Thoughts on “Six Provocations for Big Data”
2. Claims to Objectivity and Accuracy are Misleading
I mostly agree with this claim. Often big data is made out to be almost a magical source of information and analysis, as if it provides the truth simply because of its sheer quantity. However, like the paper says, “a dataset may have many millions of pieces of data, but this does not mean it is random or representative.” In other words, just because we look at a large dataset, this large sample could still inherently be biased toward a certain subset of the population (such as in the case of public tweets or tweets that have been filtered). The paper also advises that “researchers must be able to account for the biases in their interpretation of the data.” I do think that big data is still a very useful tool as long as those who use it are aware of the assumptions and implications of the biases in their analyses.
6. Limited Access to Big Data Creates New Digital Divides
I found this point interesting as it is something I’ve never consciously thought about before. While I don’t necessarily disagree with the issues that are raised regarding the digital divides, I wonder why this is being highlighted especially for big data, when it seems like it could be applied to almost any kind of specific technical tool or methodology. It is true that there is “unevenness in the system” as the author states - some people have more access to data than others, and “new hierarchies around ‘who can read the numbers’”. But the same can be said for essentially all specialized types of analysis.
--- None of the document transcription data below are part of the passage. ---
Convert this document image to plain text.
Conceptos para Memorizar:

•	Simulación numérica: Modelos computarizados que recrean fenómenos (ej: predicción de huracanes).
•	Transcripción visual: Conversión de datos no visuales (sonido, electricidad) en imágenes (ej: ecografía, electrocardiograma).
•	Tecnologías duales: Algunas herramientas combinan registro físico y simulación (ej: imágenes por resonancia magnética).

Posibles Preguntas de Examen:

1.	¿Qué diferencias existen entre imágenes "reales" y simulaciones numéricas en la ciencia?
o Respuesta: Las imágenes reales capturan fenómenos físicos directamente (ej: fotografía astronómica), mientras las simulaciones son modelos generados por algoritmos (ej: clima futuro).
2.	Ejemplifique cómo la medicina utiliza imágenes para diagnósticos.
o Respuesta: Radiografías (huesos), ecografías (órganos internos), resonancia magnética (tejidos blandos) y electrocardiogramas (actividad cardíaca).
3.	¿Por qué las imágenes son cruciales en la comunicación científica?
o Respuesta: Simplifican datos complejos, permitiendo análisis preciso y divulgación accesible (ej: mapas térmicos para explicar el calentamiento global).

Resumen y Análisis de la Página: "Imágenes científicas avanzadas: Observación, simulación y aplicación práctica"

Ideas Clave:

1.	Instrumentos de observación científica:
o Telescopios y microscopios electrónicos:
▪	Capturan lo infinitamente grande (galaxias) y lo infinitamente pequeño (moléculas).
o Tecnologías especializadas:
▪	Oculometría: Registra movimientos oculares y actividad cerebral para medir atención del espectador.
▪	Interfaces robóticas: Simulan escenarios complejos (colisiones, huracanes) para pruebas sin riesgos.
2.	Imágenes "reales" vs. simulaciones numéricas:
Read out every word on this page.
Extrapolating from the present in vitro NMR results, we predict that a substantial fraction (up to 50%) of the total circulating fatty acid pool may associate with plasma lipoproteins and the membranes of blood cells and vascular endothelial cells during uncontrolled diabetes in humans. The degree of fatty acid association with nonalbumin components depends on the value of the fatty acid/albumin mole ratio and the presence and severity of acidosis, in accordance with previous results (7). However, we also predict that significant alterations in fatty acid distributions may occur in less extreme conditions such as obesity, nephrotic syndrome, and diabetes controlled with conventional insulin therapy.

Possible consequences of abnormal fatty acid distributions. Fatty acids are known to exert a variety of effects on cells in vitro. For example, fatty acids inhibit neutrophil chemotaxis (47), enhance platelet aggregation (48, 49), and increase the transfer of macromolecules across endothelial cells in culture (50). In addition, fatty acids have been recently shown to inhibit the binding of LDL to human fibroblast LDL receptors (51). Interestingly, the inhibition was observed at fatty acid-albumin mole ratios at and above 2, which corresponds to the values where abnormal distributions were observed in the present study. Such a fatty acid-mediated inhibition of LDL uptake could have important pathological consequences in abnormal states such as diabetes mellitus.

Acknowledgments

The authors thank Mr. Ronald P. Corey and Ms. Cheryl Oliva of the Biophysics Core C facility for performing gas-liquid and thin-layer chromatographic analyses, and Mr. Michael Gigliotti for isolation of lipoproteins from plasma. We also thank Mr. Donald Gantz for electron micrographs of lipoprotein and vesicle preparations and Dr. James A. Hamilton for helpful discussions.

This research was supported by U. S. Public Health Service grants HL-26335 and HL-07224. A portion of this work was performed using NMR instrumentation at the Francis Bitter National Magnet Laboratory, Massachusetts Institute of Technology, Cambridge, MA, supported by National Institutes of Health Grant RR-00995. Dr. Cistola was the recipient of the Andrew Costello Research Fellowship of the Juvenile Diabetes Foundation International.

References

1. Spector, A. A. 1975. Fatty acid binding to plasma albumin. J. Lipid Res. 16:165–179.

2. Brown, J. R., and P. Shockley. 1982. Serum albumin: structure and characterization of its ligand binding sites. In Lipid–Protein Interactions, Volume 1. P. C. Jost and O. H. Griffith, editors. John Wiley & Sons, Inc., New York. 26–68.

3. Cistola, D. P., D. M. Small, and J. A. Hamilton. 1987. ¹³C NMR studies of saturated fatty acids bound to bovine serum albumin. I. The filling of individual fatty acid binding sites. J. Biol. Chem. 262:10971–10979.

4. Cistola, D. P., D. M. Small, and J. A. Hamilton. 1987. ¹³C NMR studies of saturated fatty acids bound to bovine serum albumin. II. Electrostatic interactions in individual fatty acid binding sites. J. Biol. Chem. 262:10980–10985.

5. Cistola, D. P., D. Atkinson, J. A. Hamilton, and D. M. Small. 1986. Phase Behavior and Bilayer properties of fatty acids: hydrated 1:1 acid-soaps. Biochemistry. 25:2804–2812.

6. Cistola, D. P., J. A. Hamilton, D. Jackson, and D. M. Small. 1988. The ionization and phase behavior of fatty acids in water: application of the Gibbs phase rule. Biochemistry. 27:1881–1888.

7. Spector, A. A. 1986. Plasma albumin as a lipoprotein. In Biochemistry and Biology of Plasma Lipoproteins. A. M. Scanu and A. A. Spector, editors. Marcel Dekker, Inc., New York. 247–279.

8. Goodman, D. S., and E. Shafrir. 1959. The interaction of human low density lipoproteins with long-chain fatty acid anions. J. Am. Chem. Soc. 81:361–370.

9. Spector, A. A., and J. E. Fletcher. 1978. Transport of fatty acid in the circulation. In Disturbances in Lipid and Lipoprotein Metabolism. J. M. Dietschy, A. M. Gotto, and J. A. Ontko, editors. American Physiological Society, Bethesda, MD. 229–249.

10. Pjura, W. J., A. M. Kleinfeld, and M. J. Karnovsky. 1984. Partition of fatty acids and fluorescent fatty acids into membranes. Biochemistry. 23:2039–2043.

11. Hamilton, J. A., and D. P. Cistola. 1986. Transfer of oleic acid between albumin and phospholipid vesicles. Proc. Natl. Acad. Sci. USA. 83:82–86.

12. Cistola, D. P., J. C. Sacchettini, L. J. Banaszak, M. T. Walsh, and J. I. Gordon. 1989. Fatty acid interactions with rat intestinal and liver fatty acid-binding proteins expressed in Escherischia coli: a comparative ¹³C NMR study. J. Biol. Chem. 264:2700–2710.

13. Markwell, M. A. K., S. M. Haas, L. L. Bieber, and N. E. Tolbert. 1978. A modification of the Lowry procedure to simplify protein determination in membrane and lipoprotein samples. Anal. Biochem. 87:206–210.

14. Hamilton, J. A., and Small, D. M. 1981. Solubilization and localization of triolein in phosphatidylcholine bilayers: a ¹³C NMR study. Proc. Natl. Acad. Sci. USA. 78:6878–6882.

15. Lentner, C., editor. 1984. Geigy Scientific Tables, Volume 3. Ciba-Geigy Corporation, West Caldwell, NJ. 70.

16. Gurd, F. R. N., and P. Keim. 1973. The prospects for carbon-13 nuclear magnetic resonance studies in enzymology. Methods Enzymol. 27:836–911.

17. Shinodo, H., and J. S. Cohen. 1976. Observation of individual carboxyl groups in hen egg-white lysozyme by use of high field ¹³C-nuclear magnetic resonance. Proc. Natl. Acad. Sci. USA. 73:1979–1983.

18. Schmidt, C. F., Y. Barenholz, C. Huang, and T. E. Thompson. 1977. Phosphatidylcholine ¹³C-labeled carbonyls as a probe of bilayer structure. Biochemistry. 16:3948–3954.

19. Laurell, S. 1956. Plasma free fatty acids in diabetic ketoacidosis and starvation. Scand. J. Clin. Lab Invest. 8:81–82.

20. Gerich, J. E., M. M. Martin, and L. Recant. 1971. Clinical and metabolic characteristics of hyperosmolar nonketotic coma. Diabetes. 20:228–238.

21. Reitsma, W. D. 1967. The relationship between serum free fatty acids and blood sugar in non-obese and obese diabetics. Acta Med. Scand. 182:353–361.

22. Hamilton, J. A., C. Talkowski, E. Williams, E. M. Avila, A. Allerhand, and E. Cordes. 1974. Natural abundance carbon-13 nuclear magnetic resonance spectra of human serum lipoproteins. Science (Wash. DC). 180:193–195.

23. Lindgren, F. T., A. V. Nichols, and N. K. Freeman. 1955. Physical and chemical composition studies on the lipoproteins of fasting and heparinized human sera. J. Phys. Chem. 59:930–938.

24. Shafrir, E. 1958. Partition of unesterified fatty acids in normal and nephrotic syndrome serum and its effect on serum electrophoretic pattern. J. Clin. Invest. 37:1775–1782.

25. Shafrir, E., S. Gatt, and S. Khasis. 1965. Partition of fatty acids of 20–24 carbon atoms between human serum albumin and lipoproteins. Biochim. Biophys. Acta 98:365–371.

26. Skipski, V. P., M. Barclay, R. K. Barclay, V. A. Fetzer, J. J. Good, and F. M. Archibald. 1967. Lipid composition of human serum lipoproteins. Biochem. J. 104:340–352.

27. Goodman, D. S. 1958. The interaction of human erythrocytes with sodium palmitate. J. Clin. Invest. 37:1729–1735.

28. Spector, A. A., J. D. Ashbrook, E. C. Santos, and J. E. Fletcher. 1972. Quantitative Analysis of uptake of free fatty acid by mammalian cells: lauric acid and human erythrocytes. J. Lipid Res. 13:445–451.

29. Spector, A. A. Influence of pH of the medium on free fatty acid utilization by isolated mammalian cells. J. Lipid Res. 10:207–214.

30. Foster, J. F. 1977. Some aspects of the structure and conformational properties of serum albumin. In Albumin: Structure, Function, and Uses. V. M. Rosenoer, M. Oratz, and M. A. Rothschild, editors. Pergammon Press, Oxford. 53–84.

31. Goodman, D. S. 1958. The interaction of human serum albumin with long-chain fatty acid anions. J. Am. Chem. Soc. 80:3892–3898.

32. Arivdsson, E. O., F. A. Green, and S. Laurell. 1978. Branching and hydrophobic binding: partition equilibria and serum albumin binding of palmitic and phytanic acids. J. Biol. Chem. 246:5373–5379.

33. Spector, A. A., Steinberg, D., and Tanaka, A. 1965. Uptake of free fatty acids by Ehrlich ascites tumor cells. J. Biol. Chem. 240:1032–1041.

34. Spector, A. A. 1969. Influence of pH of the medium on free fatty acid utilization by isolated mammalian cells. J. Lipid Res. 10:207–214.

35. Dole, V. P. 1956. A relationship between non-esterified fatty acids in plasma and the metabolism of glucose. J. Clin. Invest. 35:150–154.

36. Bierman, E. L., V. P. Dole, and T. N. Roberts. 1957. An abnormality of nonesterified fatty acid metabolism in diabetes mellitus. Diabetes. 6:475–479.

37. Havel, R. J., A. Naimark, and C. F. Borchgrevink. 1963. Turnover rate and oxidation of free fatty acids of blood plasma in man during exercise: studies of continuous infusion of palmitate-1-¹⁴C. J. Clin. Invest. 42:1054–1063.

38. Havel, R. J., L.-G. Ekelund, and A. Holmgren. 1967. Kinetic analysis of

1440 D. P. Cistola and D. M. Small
What about statisticians who have been trained how to use R and SQL to run very powerful queries, or biologists who have access to the most cutting-edge equipment and technologies? The fact that not everyone has complete access to “all big data” does not imply that big data is not valid or useful. I do commend the author on bringing up this point, however, because it is something that I have overlooked, and perhaps we should do more to ensure that more people at least have the technical skills to do computational analyses on datasets, regardless of their career.